Jan 5, 2012

Days like these I wish I were a Pig!

The cold North wind blows and the temperature says 17 degrees. I bundle up in my winter farm gear and head out to the barn. Winter gear in Ohio has nothing on the Northern states but it is still cold. The barn water has frozen for the first time and this makes chores take some extra time. Winter guests at our house are familiar with 5 gallon buckets lined up in the entry way along with our family’s barn boots and coats. Not ideal for a girl who likes everything to look just right, but for winter it is a necessity.

The sheep have wool to keep them warm and stay in the barn most of the time, the rabbits are in the barn and the chickens have a clean coop with extra straw in their nesting boxes and thank goodness for the heated water, it cuts off lots of chore time not having to crack more ice. Our animals have it good, but I think they all would like to be hogs in their climate-controlled barn that I recently got to tour.

Through the Ohio Farm Bureau AgriPower Porgram, I got to visit the Standing Oaks Enterprise. Carol Wildman, who is in my class, and her husband own and operated this hog farm. It had been many years since I have been at a larger scale hog facility. We divided up in our 3 groups and set out for a few different areas of their family farm. They were kind enough to allow us to take photos.

We saw them do some artificial insemination, we saw some baby pigs that were just a few days old and then also saw castration.
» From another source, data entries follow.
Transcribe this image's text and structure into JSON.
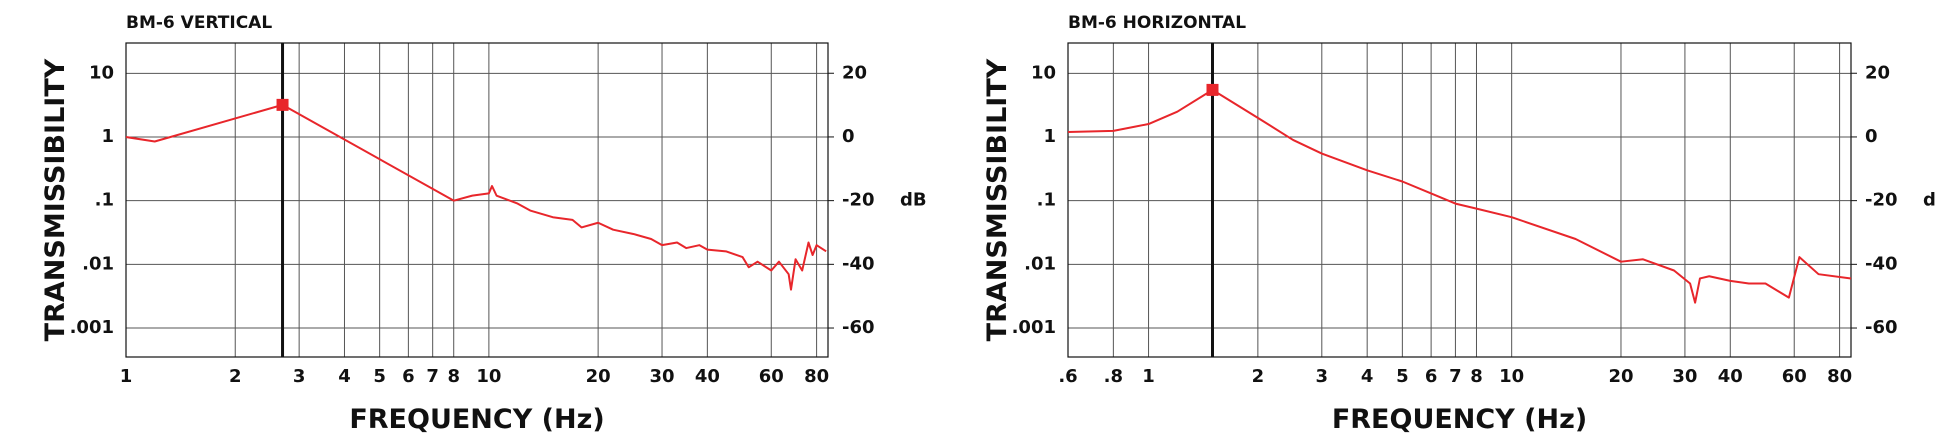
{
  "chart_data": [
    {
      "type": "line",
      "title": "BM-6 VERTICAL",
      "x_label": "FREQUENCY (Hz)",
      "y_label": "TRANSMISSIBILITY",
      "y2_label": "dB",
      "log_x": true,
      "log_y": true,
      "grid": true,
      "xlim": [
        1,
        86
      ],
      "ylim": [
        0.00035,
        30
      ],
      "y2lim": [
        -69.1,
        29.5
      ],
      "xticks": [
        1,
        2,
        3,
        4,
        5,
        6,
        7,
        8,
        10,
        20,
        30,
        40,
        60,
        80
      ],
      "yticks": [
        10,
        1,
        {
          "value": 0.1,
          "label": ".1"
        },
        {
          "value": 0.01,
          "label": ".01"
        },
        {
          "value": 0.001,
          "label": ".001"
        }
      ],
      "y2ticks": [
        20,
        0,
        -20,
        -40,
        -60
      ],
      "peak": {
        "x": 2.7,
        "y": 3.2
      },
      "series": [
        {
          "color": "#e8262b",
          "x": [
            1,
            1.2,
            2.7,
            8,
            9,
            10,
            10.2,
            10.5,
            12,
            13,
            15,
            17,
            18,
            20,
            22,
            25,
            28,
            30,
            33,
            35,
            38,
            40,
            45,
            50,
            52,
            55,
            60,
            63,
            67,
            68,
            70,
            73,
            76,
            78,
            80,
            85
          ],
          "values": [
            1.0,
            0.85,
            3.2,
            0.1,
            0.12,
            0.13,
            0.17,
            0.12,
            0.09,
            0.07,
            0.055,
            0.05,
            0.038,
            0.045,
            0.035,
            0.03,
            0.025,
            0.02,
            0.022,
            0.018,
            0.02,
            0.017,
            0.016,
            0.013,
            0.009,
            0.011,
            0.008,
            0.011,
            0.007,
            0.004,
            0.012,
            0.008,
            0.022,
            0.014,
            0.02,
            0.016
          ]
        }
      ]
    },
    {
      "type": "line",
      "title": "BM-6 HORIZONTAL",
      "x_label": "FREQUENCY (Hz)",
      "y_label": "TRANSMISSIBILITY",
      "y2_label": "dB",
      "log_x": true,
      "log_y": true,
      "grid": true,
      "xlim": [
        0.6,
        86
      ],
      "ylim": [
        0.00035,
        30
      ],
      "y2lim": [
        -69.1,
        29.5
      ],
      "xticks": [
        {
          "value": 0.6,
          "label": ".6"
        },
        {
          "value": 0.8,
          "label": ".8"
        },
        1,
        2,
        3,
        4,
        5,
        6,
        7,
        8,
        10,
        20,
        30,
        40,
        60,
        80
      ],
      "yticks": [
        10,
        1,
        {
          "value": 0.1,
          "label": ".1"
        },
        {
          "value": 0.01,
          "label": ".01"
        },
        {
          "value": 0.001,
          "label": ".001"
        }
      ],
      "y2ticks": [
        20,
        0,
        -20,
        -40,
        -60
      ],
      "peak": {
        "x": 1.5,
        "y": 5.5
      },
      "series": [
        {
          "color": "#e8262b",
          "x": [
            0.6,
            0.8,
            1,
            1.2,
            1.5,
            2,
            2.5,
            3,
            4,
            5,
            6,
            7,
            8,
            10,
            15,
            20,
            23,
            28,
            31,
            32,
            33,
            35,
            40,
            45,
            50,
            58,
            62,
            70,
            86
          ],
          "values": [
            1.2,
            1.25,
            1.6,
            2.5,
            5.5,
            2.0,
            0.9,
            0.55,
            0.3,
            0.2,
            0.13,
            0.09,
            0.075,
            0.055,
            0.025,
            0.011,
            0.012,
            0.008,
            0.005,
            0.0025,
            0.006,
            0.0065,
            0.0055,
            0.005,
            0.005,
            0.003,
            0.013,
            0.007,
            0.006
          ]
        }
      ]
    }
  ]
}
Each area was fascinating and to see the family work together and move so many hogs though their facility from start to finish was just eye opening. There is nothing better than working on a farm doing something you love or have a passion for.

I am a very hands-on person. I am not afraid of much and always want to try new things. They allowed us to see how they dock tails on the little pigs and how they AI (artificially inseminate) the sows (female pig). I must say it was quite exciting for me to AI a sow. I am very excited to find out how many pigs the sow has.

What is so impressive to me when I visit larger production farms is how clean and temperate the barns are. These hogs are kept at the same 70-degree temperature year round. They do not have to worry about rain, snow, wind or hail. Some people wonder why they have to be kept inside all the time. The answer is simple, for their protection! Their environment can be controlled and this takes away so many worries for disease, temperature changes and environmental conditions. When you step outside and the wind and cold air chills your bones, you may wish you were a pig too!